Plus l’enfant est négligé à ses début, plus il a de la chance de présenter par la suite un caractère détestable : menteur, jaloux, voleur, médisant, obstiné, instable, moqueur, sournois et impudique. Il ne peut être préservé de tout cela que par une bonne éducation, puis un apprentissage dans une école ou lui seront enseigné le Coran, la tradition prophétique, les récits sur les hommes vertueux, leur conditions spirituelles et leurs comportements, de manière à ce que s’enracine en lui l’amour des gens intègres. On devra éviter par ailleurs de lui faire apprendre les poèmes sur les thèmes des passions amoureuses et des amants, et de fréquenter les lettrés qui prétendent que ces choses font partie de la courtoisie et de la finesse des mœurs. En réalité, ces poèmes tendancieux font germer dans le cœur des enfants les racines de la corruption.

Chaque fois qu’un enfant révèle un trait de caractère estimable ou accomplit une œuvre méritoire, il conviendra qu’il soit honoré, qu’il reçoive une récompense dont on sait qu’elle lui fera plaisir, et qu’il soit complimenté publiquement. Si, en revanche il fait le contraire, il conviendra la première fois de fermer les yeux, de ne pas le démasquer ni lui faire honte, sans lui montrer pour autant qu’il est envisageable d’avoir l’audace d’agir ainsi. Surtout si l’enfant cache son forfait, et s’efforce de la garder secret. Car rendre publique son action risquerait d’accroitre son audace du fait qu’il craindrait d’être démasqué. S’il recommence une deuxième fois, il conviendra qu’il soit réprimandé en secret, en veillant à ce que son action lui apparaisse terrible, et en lui disant : « Prends garde de ne pas recommencer !  Si les gens venaient à te surprendre, ce serait une honte ! » Il ne faut le réprimander sans arrêt, sans quoi il finirait par s’accommoder au blâme et aux mauvaises actions, et la parole parentale n’aurait plus d’effet sur son cœur. Le père doit conserver la solennité de la parole. Il ne doit réprimander l’enfant que de temps en temps, tandis que la mère doit le menacer d’avoir recours au père tout en dissuadant de faire des sottises. Il convient également de lui interdire de dormi la journée, car cela développe la paresse. En revanche, il ne faudra pas le lui interdire la nuit, mais il faudra éviter de lui donner un lit moelleux, afin que ses membres se raffermissent, et qu’il ne soit pas en surpoids, et ne devienne pas incapable de supporter l’inconfort. Il doit au contraire s’habitué à la rudesse, tant en matière de literie qu’en matière de vêtements ou de nourriture

Il convient de lui interdire toute activité qu’il ferait en cachette. Car s’il la cache, c’est qu’elle est répréhensible à ses yeux.  Si on le laisse agir de la sorte, il s’habituera à faire des choses répréhensibles.

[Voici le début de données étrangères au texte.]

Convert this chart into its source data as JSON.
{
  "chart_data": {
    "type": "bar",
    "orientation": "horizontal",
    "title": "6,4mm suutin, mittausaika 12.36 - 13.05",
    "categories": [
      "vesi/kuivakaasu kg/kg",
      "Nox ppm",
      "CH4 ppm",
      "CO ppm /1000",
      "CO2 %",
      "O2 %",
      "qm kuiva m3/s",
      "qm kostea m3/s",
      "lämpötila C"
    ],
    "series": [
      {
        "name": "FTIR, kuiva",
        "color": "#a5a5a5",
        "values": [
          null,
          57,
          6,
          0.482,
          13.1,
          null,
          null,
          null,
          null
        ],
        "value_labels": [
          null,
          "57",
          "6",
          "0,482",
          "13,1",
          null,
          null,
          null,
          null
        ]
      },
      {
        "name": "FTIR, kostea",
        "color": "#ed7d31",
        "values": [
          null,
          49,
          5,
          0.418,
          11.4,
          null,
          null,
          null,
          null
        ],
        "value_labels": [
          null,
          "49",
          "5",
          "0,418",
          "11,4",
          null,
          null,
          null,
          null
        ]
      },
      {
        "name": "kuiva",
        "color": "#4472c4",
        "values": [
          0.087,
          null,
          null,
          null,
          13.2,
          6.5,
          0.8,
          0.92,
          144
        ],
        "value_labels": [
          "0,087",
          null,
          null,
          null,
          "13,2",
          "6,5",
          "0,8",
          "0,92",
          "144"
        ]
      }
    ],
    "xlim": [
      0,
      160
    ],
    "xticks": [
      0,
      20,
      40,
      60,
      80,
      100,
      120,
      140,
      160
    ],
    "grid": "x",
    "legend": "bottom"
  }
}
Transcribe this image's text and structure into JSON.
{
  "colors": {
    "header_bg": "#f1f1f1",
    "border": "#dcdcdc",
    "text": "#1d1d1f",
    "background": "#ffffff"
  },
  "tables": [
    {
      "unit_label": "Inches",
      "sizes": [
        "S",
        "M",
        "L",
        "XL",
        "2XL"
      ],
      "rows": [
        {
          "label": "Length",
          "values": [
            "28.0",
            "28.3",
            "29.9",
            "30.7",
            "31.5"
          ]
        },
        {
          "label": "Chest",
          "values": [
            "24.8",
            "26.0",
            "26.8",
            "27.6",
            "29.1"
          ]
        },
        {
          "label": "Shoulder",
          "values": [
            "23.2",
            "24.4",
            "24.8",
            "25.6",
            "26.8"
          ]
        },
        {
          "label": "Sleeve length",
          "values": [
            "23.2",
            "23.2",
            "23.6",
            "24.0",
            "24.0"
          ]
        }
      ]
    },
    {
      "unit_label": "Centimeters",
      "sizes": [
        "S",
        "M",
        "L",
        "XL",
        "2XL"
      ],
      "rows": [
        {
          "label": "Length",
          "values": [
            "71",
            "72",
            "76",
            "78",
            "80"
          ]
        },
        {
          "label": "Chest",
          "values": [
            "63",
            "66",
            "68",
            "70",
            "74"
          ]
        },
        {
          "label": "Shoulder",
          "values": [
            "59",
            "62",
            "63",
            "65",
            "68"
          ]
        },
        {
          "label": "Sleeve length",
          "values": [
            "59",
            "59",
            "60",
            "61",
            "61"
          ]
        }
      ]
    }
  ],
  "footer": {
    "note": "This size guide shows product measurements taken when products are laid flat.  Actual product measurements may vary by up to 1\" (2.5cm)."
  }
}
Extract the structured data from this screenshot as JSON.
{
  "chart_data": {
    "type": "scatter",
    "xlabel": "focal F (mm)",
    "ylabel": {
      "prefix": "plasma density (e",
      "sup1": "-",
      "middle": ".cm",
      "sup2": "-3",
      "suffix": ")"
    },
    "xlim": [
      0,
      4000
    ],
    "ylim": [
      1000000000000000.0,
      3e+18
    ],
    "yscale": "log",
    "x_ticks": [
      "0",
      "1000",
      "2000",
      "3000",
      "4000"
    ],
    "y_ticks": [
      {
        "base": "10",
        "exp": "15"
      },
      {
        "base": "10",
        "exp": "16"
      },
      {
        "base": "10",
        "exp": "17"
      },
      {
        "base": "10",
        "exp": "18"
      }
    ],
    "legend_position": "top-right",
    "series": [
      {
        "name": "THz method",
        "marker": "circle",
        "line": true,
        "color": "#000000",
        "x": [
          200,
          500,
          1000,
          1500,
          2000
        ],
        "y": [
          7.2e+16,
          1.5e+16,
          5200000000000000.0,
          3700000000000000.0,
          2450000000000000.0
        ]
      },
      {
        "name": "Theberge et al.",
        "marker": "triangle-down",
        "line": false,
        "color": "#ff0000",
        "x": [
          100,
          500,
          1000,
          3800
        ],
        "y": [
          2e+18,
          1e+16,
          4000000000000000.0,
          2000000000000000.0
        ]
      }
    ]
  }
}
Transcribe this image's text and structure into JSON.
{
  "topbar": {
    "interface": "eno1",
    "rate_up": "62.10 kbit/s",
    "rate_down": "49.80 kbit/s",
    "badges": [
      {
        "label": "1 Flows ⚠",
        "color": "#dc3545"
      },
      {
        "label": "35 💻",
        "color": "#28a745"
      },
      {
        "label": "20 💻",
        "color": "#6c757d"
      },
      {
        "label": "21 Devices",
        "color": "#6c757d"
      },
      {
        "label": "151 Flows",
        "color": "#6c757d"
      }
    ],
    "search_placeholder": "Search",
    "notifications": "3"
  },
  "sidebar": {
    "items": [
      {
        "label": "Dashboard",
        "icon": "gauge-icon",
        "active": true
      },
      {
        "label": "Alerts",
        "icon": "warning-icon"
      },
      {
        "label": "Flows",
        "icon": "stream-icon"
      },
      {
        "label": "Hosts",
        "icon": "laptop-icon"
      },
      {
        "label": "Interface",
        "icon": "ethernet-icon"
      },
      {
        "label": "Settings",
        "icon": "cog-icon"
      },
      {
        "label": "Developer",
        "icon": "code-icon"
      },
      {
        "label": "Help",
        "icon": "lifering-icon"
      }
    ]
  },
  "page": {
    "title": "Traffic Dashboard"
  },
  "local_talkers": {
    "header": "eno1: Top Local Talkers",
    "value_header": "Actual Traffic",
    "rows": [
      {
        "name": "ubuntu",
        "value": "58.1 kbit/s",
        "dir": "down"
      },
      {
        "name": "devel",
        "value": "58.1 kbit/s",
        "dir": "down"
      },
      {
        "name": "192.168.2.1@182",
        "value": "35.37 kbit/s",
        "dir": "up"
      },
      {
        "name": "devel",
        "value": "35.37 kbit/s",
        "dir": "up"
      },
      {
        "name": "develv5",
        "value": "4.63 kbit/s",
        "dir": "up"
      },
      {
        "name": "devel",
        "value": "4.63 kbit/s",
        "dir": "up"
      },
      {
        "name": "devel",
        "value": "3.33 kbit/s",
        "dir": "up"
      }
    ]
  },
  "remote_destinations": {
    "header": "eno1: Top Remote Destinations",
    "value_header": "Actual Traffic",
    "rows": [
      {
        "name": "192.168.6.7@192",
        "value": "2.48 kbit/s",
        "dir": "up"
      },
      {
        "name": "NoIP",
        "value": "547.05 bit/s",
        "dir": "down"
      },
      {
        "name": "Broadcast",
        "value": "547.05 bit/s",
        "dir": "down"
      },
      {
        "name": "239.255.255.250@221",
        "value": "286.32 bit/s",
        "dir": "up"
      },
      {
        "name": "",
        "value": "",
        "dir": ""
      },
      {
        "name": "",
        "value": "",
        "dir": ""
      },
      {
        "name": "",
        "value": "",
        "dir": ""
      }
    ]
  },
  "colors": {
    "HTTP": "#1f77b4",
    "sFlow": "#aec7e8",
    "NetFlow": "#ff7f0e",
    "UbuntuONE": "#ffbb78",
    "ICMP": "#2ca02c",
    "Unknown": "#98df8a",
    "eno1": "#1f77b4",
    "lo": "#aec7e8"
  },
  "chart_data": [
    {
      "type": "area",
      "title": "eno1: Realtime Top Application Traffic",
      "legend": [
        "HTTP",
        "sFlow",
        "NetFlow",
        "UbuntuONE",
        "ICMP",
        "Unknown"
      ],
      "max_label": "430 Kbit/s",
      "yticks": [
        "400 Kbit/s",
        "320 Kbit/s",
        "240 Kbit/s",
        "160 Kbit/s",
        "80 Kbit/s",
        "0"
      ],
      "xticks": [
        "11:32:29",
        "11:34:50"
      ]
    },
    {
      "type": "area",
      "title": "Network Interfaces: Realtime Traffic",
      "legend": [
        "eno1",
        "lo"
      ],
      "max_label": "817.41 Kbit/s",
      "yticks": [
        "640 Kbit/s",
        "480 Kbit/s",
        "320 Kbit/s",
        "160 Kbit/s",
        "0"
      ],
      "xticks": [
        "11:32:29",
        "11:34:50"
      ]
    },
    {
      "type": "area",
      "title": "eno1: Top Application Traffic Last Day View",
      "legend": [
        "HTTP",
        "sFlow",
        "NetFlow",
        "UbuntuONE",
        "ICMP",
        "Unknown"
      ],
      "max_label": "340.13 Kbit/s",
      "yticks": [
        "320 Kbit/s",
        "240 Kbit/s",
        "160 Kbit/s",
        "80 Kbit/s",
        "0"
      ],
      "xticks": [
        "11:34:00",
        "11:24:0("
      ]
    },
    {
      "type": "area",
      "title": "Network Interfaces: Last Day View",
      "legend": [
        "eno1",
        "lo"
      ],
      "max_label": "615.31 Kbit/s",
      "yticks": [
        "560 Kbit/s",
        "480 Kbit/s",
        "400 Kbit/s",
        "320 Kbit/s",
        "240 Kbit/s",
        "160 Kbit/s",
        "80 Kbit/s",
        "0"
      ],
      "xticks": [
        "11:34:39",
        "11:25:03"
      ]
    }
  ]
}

Il conviendra de réserver certains jours pour habituer l’enfant à la marche, au mouvement et à l’activité physique, afin que la paresse ne prenne pas le dessus sur lui.

Il devra être habitué à ne pas dévoiler l’extrémité de ses membres, à ne pas marcher trop vite, et à ne pas laisser ses bras ballants en marchant ; il devra plutôt les serer contre sa poitrine.

On devra lui interdire de se vanter auprès de ses camarades de ce que possèdent ses parents, ou de se targuer de sa nourriture, de ses vêtements, de son ardoise, ou de son encre. Il devra au contraire s’exercer à être humble et généreux avec tous ceux qu’il côtoie, et à leur parler avec douceur. Si l’enfant est d’une famille aisée, on devra l’empêcher de reprendre aux enfants une chose qui lui appartient, par pudeur. Il devra apprendre que la distinction s’acquiert en donnant, non en prenant, et que prendre est indigne, ignoble et vil. S’il fait partie d’une famille pauvre, il devra savoir qu’être avide et demander aux autres est source d’humiliation et d’avilissement, et que c’est l’habitude des chiens qui remuent la queue, et attendent fébrilement la moindre bouchée.

De manière générale, il conviendra de réprouver l’inclinaison et le désir que l’enfant pourrait avoir pour or et l’argent ; on devra le mettre en garde contre ces richesses plus que contre les serpents et les scorpions. Car les maux causés par la convoitise de l’or et de l’argent sont plus préjudiciables pour les enfants que les maux causés par le poison.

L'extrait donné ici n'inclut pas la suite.